I feel there are far too many `if-else` blocks ruining the program structure.

Solution

You have to make some functions.

You can start off with `swap`, `reverse` and `is_sorted`.
These are simple one or two liners:

``````def swap(array, i, j):
array[i], array[j] = array[j], array[i]
return array

def reverse(array, i, j):
return array[:i] + array[j:i-1:-1] + array[j+1:]

def is_sorted(array, length):
return all(array[i] < array[i+1] for i in xrange(1, length))
``````

This keeps things nice and DRY.

Next you can do with a `get_indexs`.
This will use the loops you have at the moment, to make the code simpler, you can make two comprehensions.
This can be to get `up`s and `down`s.
And from this you can get `ups`, `downs`, `first_index`, `last_index` and `swap_i`.
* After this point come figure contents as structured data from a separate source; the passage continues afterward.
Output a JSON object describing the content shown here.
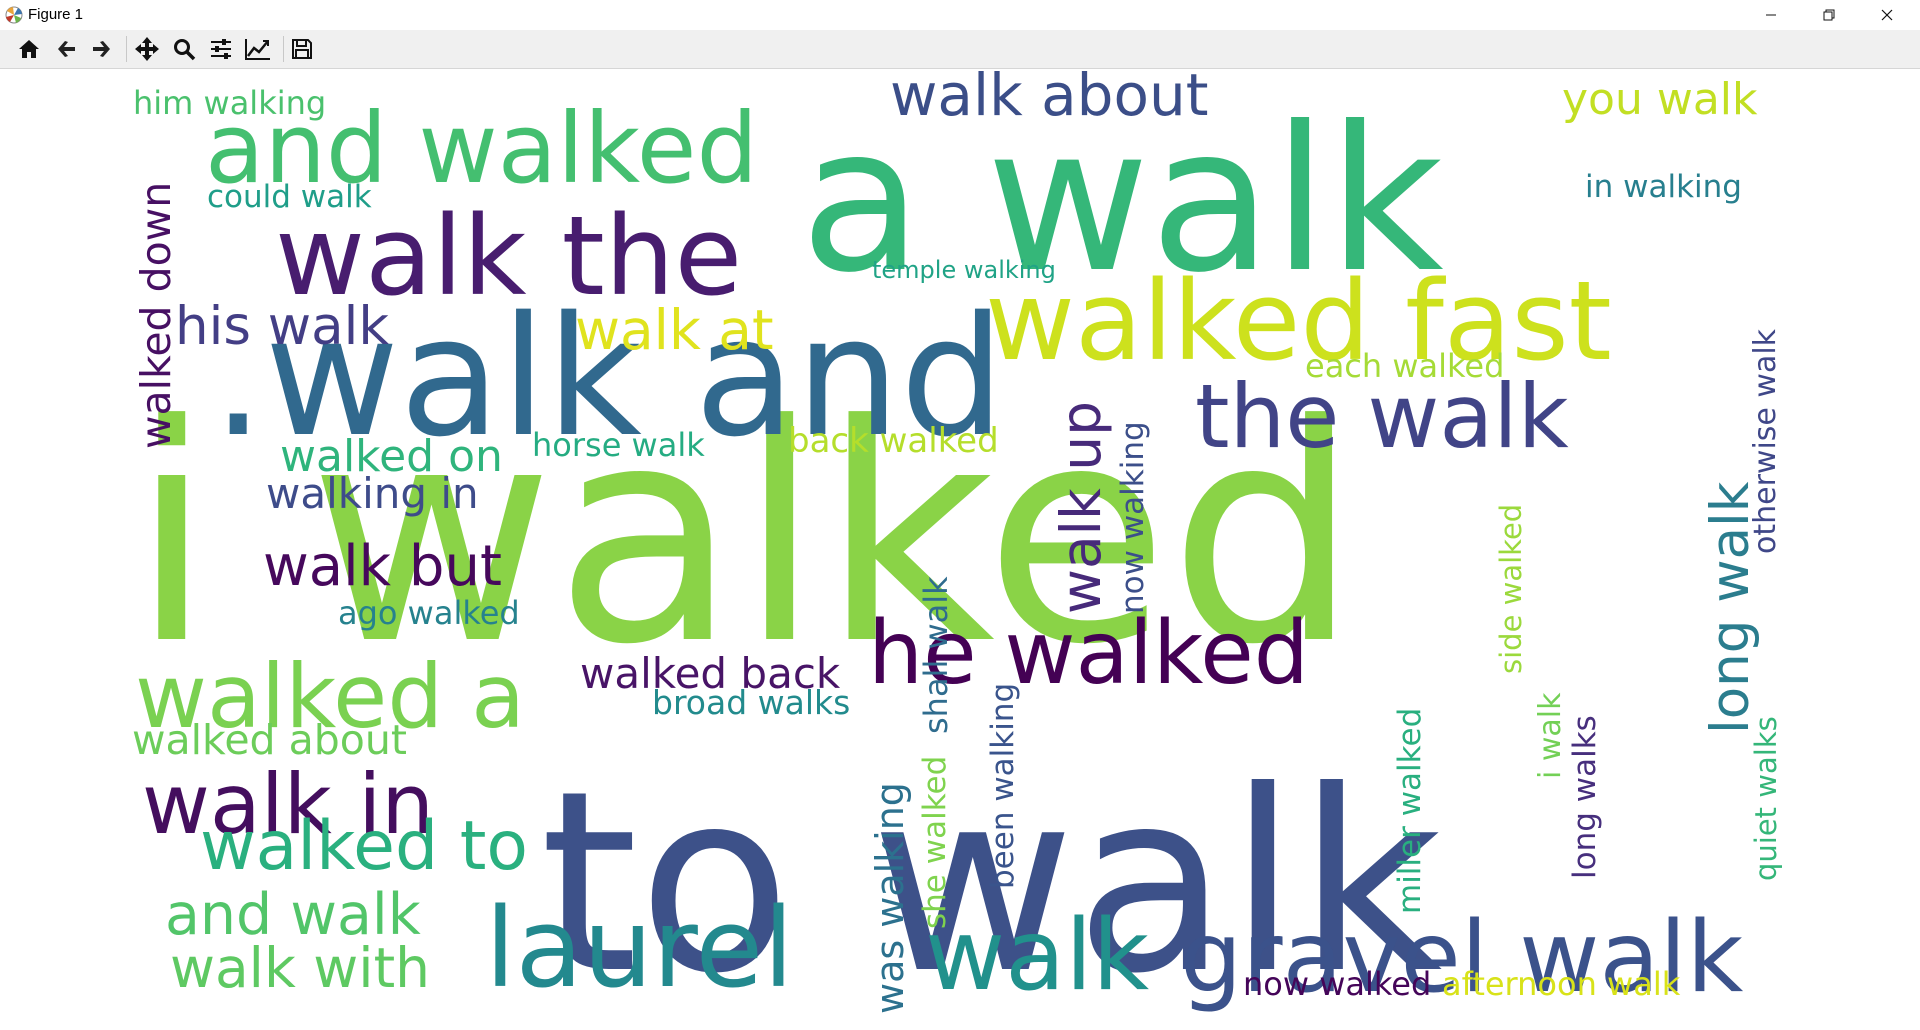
{
  "window": {
    "title": "Figure 1",
    "controls": [
      "minimize",
      "restore",
      "close"
    ]
  },
  "toolbar": {
    "buttons": [
      {
        "name": "home-button",
        "icon": "home-icon",
        "tooltip": "Reset original view"
      },
      {
        "name": "back-button",
        "icon": "arrow-left-icon",
        "tooltip": "Back to previous view"
      },
      {
        "name": "forward-button",
        "icon": "arrow-right-icon",
        "tooltip": "Forward to next view"
      },
      {
        "name": "pan-button",
        "icon": "move-icon",
        "tooltip": "Pan axes"
      },
      {
        "name": "zoom-button",
        "icon": "magnifier-icon",
        "tooltip": "Zoom to rectangle"
      },
      {
        "name": "configure-subplots-button",
        "icon": "sliders-icon",
        "tooltip": "Configure subplots"
      },
      {
        "name": "edit-axis-button",
        "icon": "line-chart-icon",
        "tooltip": "Edit axis"
      },
      {
        "name": "save-button",
        "icon": "floppy-disk-icon",
        "tooltip": "Save the figure"
      }
    ]
  },
  "wordcloud": {
    "words": [
      {
        "text": "i walked",
        "color": "#8ad347"
      },
      {
        "text": "to walk",
        "color": "#3d5189"
      },
      {
        "text": "a walk",
        "color": "#35b779"
      },
      {
        "text": ".walk and",
        "color": "#31698e"
      },
      {
        "text": "walked fast",
        "color": "#cde11d"
      },
      {
        "text": "walk the",
        "color": "#481d6f"
      },
      {
        "text": "and walked",
        "color": "#44bf70"
      },
      {
        "text": "the walk",
        "color": "#414487"
      },
      {
        "text": "laurel",
        "color": "#23898e"
      },
      {
        "text": "walk",
        "color": "#21918c"
      },
      {
        "text": "gravel walk",
        "color": "#3b528b"
      },
      {
        "text": "he walked",
        "color": "#440154"
      },
      {
        "text": "walked a",
        "color": "#7ad151"
      },
      {
        "text": "walk in",
        "color": "#440e5e"
      },
      {
        "text": "walked to",
        "color": "#2ab07f"
      },
      {
        "text": "walk about",
        "color": "#3b4e88"
      },
      {
        "text": "walk but",
        "color": "#46085c"
      },
      {
        "text": "walk up",
        "color": "#472a7a"
      },
      {
        "text": "his walk",
        "color": "#433e85"
      },
      {
        "text": "walk at",
        "color": "#e0e31e"
      },
      {
        "text": "long walk",
        "color": "#2b7d8e"
      },
      {
        "text": "and walk",
        "color": "#52c569"
      },
      {
        "text": "walk with",
        "color": "#5ec962"
      },
      {
        "text": "you walk",
        "color": "#c2df23"
      },
      {
        "text": "walked back",
        "color": "#481467"
      },
      {
        "text": "walked on",
        "color": "#2fb47c"
      },
      {
        "text": "walking in",
        "color": "#3e4c8a"
      },
      {
        "text": "walked down",
        "color": "#471063"
      },
      {
        "text": "walked about",
        "color": "#6ccd5a"
      },
      {
        "text": "broad walks",
        "color": "#228b8d"
      },
      {
        "text": "horse walk",
        "color": "#25ac82"
      },
      {
        "text": "back walked",
        "color": "#b5de2b"
      },
      {
        "text": "ago walked",
        "color": "#26828e"
      },
      {
        "text": "him walking",
        "color": "#4ac16d"
      },
      {
        "text": "could walk",
        "color": "#1f9e89"
      },
      {
        "text": "in walking",
        "color": "#277f8e"
      },
      {
        "text": "temple walking",
        "color": "#20a386"
      },
      {
        "text": "each walked",
        "color": "#a5db36"
      },
      {
        "text": "was walking",
        "color": "#2c718e"
      },
      {
        "text": "shall walk",
        "color": "#2f6c8e"
      },
      {
        "text": "now walking",
        "color": "#3c4f8a"
      },
      {
        "text": "she walked",
        "color": "#7fd34e"
      },
      {
        "text": "been walking",
        "color": "#3a548c"
      },
      {
        "text": "side walked",
        "color": "#9bd93c"
      },
      {
        "text": "miller walked",
        "color": "#29af7f"
      },
      {
        "text": "i walk",
        "color": "#73d056"
      },
      {
        "text": "long walks",
        "color": "#472f7d"
      },
      {
        "text": "quiet walks",
        "color": "#34b679"
      },
      {
        "text": "otherwise walk",
        "color": "#3f4788"
      },
      {
        "text": "now walked",
        "color": "#450559"
      },
      {
        "text": "afternoon walk",
        "color": "#d8e219"
      }
    ]
  }
}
Since you currently create `first_index` in a for loop, it’s not guaranteed to be created,
and so we’d have to create it before the loops too.
This can cause the following function:

``````def get_indexs(array, length):
first_index = None
later_index = None
swap_i = None
range_ = xrange(1, length + 1)
up = [i for i in range_ if array[i - 1] < array[i] > array[i + 1]]
down = [i for i in range_ if array[i - 1] > array[i] < array[i + 1]]

if up:
first_index = up[-1]
swap_i = up[0]
if down:
later_index = down[-1]

return (
len(up),
len(down),
first_index,
later_index,
swap_i,
)
``````

Next you’d want to change your massive if-else block.
You do a check if the output of the function is sorted, and you manually print everything.
Instead if you make a function that returns the three strings that you need, and you use these to test the array,
then you can significantly reduce the complexity of your program.
Take:

``````def get_command(array, length):
ups, downs, first_index, later_index, swap_i = get_indexs(array, length)
if downs == ups == 2:
return 'swap', swap_i, later_index
elif downs == ups == 1:
if first_index == 1 or later_index == length:
return 'swap', swap_i, later_index
else:
command = 'swap' if first_index - later_index == -1 else 'reverse'
return command, first_index, later_index
elif ups == 1 and downs == 0:
return 'reverse', first_index, later_index
return False
``````

The final function that you’d want to make is a main.
You’d want to move all your global declarations into it.
Such as `n = int(raw_input())`.
You’d then want to move the little section that you copied and pasted on all your previous if-else’s.
To be able to easily use the functions that you’d made above you’d want to add a single variable to the global scope too, it’s just a simple dictionary that will hold the functions.
This could result in the following simple function:

``````COMMANDS = {
'swap': swap,
'reverse': reverse
}

def main():
n = int(raw_input())
ar = map(int, raw_input().strip().split())
ar.insert(0, -1)
ar.append(1000001)

command = get_command(ar, n)
if command:
c, i, j = command
ar = COMMANDS[c](ar, i, j)
if is_sorted(ar, n):
print 'yes'
print '{} {} {}'.format(*command)
return None
print 'no'
``````

Your algorithm may be easy to improve, but I think that you have to improve the base of you program.
As you’ll end up coping and pasting lots of code all over the place, as you already have.
This code may not be the easiest to read, as optimized code normally isn’t,
and may lead to a horrible program, rather than quite a nice one.

Also you say:

• doing nothing (i.e. it is already sorted)

But it prints ‘no’, if I enter a sorted list.

``````5
1 2 3 4 5
no
``````

Should that not just be a ‘yes’ rather than a ‘no’?